Caivano, cosa serve davvero per combattere la devianza minorile

In un noto esperimento del 1997 pubblicato su Nature, Susanne Simard dell’Università della British Columbia in Canada dimostrò la capacità di “mutuo soccorso” tra le piante. Utilizzando anidride carbonica marcata radioattivamente, la studiosa ne seguì il destino in un bosco di abeti e betulle, osservando come, una volta assorbito e trasformato in zuccheri come esito della fotosintesi, la sostanza radioattiva non si distribuisse casualmente tra gli alberi attraverso le radici, ma passasse soprattutto agli alberi che si trovavano in condizioni di difficoltà, perché impossibilitati a svolgere la fotosintesi, o perché più giovani. “Sembra poesia, ma è realtà”, ha avuto modo di commentare il noto botanico Stefano Mancuso, che spesso cita la collega canadese in riferimento al “senso di comunità” delle piante.

Gli studi sul disagio minorile e l’inasprimento delle pene

L’esperimento mi è tornato alla mente mentre leggevo le recenti misure del governo italiano per combattere disagio giovanile, povertà educativa e criminalità minorile, il cosiddetto “decreto Caivano”, insieme al dubbio che la comunità umana non abbia la stessa capacità di cura davanti al disagio dei suoi giovani. Dissuasione, ammonimento, repressione, carcere sono le parole chiave.

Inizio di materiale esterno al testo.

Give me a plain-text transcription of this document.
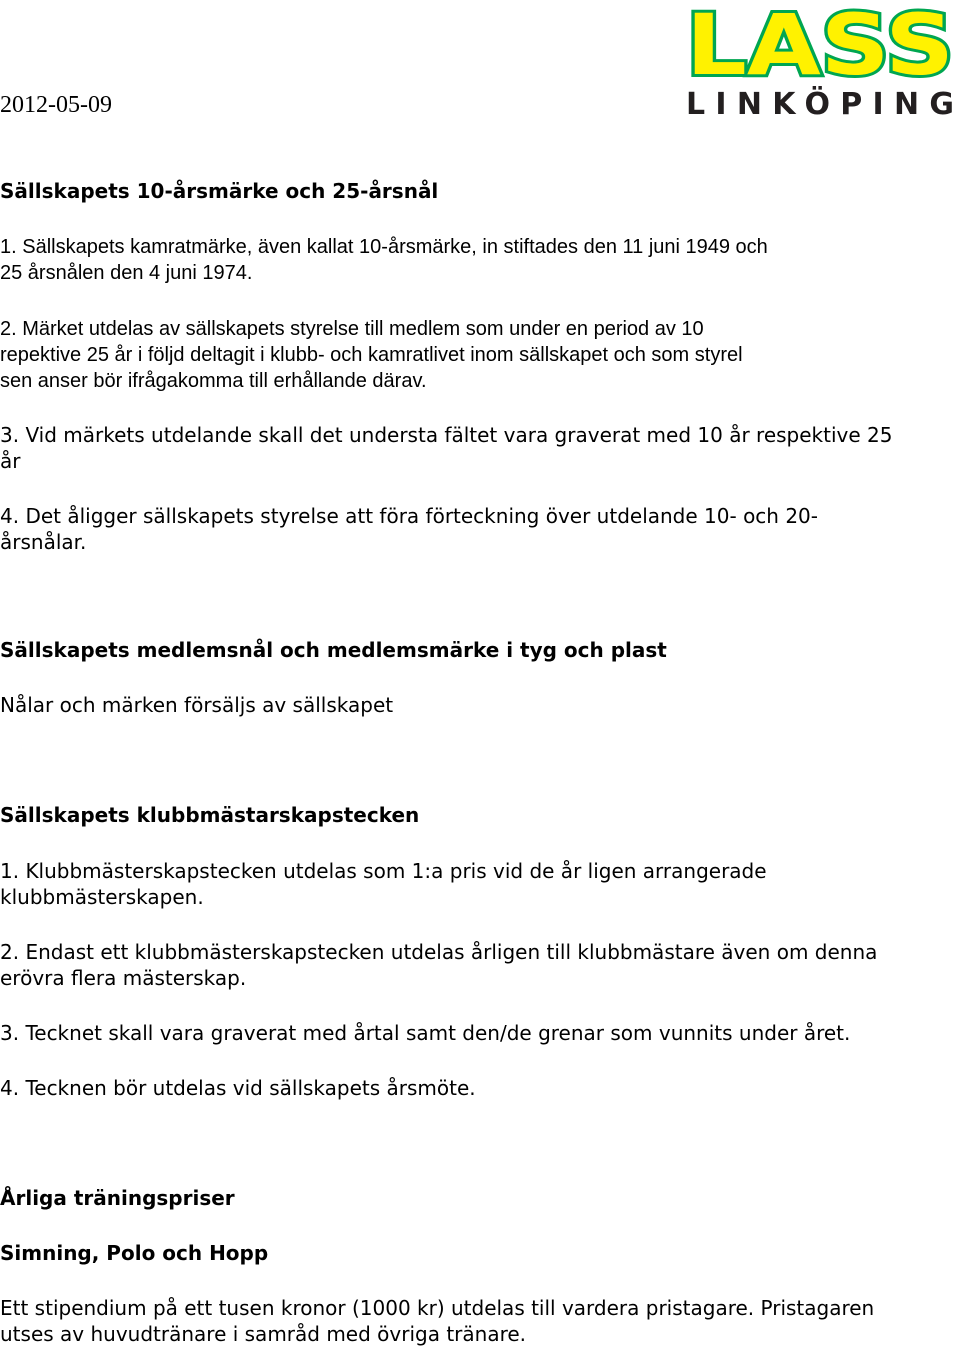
2012-05-09
LASS
LINKÖPING
Sällskapets 10-årsmärke och 25-årsnål
1. Sällskapets kamratmärke, även kallat 10-årsmärke, in stiftades den 11 juni 1949 och
25 årsnålen den 4 juni 1974.
2. Märket utdelas av sällskapets styrelse till medlem som under en period av 10
repektive 25 år i följd deltagit i klubb- och kamratlivet inom sällskapet och som styrel
sen anser bör ifrågakomma till erhållande därav.
3. Vid märkets utdelande skall det understa fältet vara graverat med 10 år respektive 25
år
4. Det åligger sällskapets styrelse att föra förteckning över utdelande 10- och 20-
årsnålar.
Sällskapets medlemsnål och medlemsmärke i tyg och plast
Nålar och märken försäljs av sällskapet
Sällskapets klubbmästarskapstecken
1. Klubbmästerskapstecken utdelas som 1:a pris vid de år ligen arrangerade
klubbmästerskapen.
2. Endast ett klubbmästerskapstecken utdelas årligen till klubbmästare även om denna
erövra flera mästerskap.
3. Tecknet skall vara graverat med årtal samt den/de grenar som vunnits under året.
4. Tecknen bör utdelas vid sällskapets årsmöte.
Årliga träningspriser
Simning, Polo och Hopp
Ett stipendium på ett tusen kronor (1000 kr) utdelas till vardera pristagare. Pristagaren
utses av huvudtränare i samråd med övriga tränare.
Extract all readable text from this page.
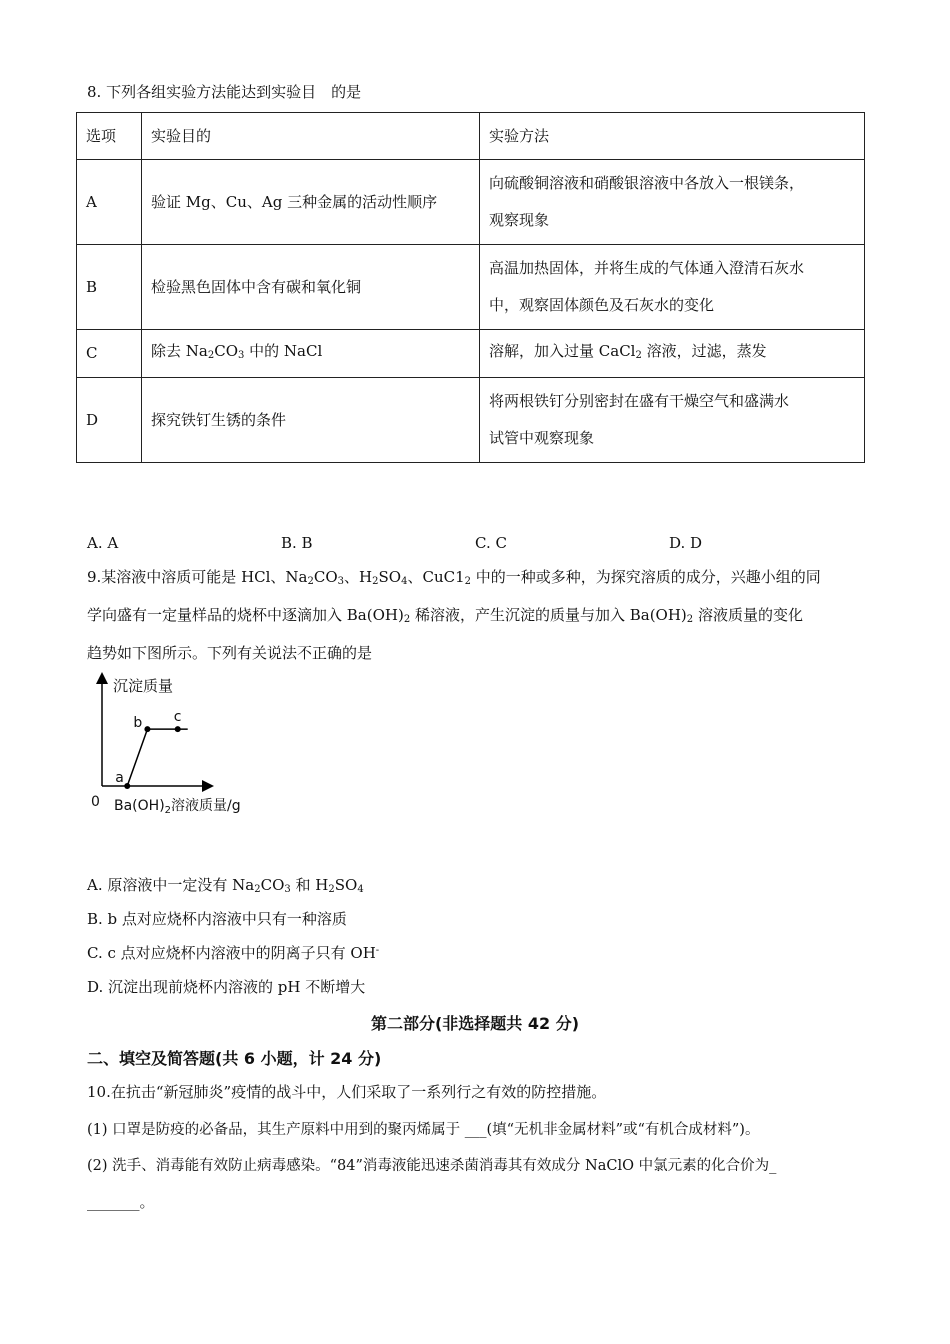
8. 下列各组实验方法能达到实验目　的是
选项	实验目的	实验方法
A	验证 Mg、Cu、Ag 三种金属的活动性顺序	向硫酸铜溶液和硝酸银溶液中各放入一根镁条，
观察现象
B	检验黑色固体中含有碳和氧化铜	高温加热固体，并将生成的气体通入澄清石灰水
中，观察固体颜色及石灰水的变化
C	除去 $Na_2CO_3$ 中的 NaCl	溶解，加入过量 CaCl$_2$ 溶液，过滤，蒸发
D	探究铁钉生锈的条件	将两根铁钉分别密封在盛有干燥空气和盛满水
试管中观察现象
A. A	B. B	C. C	D. D
9.某溶液中溶质可能是 HCl、$Na_2CO_3$、$H_2SO_4$、$CuC1_2$ 中的一种或多种，为探究溶质的成分，兴趣小组的同
学向盛有一定量样品的烧杯中逐滴加入 $Ba(OH)_2$ 稀溶液，产生沉淀的质量与加入 $Ba(OH)_2$ 溶液质量的变化
趋势如下图所示。下列有关说法不正确的是
沉淀质量
0 $Ba(OH)_2$溶液质量/g
a
b c
A. 原溶液中一定没有 $Na_2CO_3$ 和 $H_2SO_4$
B. b 点对应烧杯内溶液中只有一种溶质
C. c 点对应烧杯内溶液中的阴离子只有 OH-
D. 沉淀出现前烧杯内溶液的 pH 不断增大
第二部分(非选择题共 42 分)
二、填空及简答题(共 6 小题，计 24 分)
10.在抗击“新冠肺炎”疫情的战斗中，人们采取了一系列行之有效的防控措施。
(1) 口罩是防疫的必备品，其生产原料中用到的聚丙烯属于 ___(填“无机非金属材料”或“有机合成材料”)。
(2) 洗手、消毒能有效防止病毒感染。“84”消毒液能迅速杀菌消毒其有效成分 NaClO 中氯元素的化合价为_
_______。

Non si può negare che in un deserto di interesse questo decreto rappresenti un segnale di attenzione; né intendo discutere della necessità di controllo e sanzioni: mi interessa, piuttosto, parlare di misure e prioritànell’interesse dei bambini e degli adolescenti.

Come emerge dagli studi sul disagio minorile, l’inasprimento delle pene è un gesto vigoroso, la cui forza, però, rischia di essere più comunicativa che risolutiva. È noto ormai da decenni che tra pene più severe e diminuzione dei reati non vi è una relazione statisticamente significativa. Non solo la paura delle conseguenze non sembra rappresentare un freno alla devianza, ma alcuni studi internazionali evidenziano come ai fini della riduzione della criminalità nei quartieri delle città, misure contestuali come un aumento dell’illuminazione stradale o una riqualificazione ambientale siano più efficaci dell’inasprimento delle pene. 

Per contrastare i fenomeni della devianza e della violenza giovanile, più vicini di quanto vorremmo credere, di cui le tragiche vicende del parco verde di Caivano o la violenza di Palermo rappresentano solo gli episodi più eclatanti, serve ben altro approccio.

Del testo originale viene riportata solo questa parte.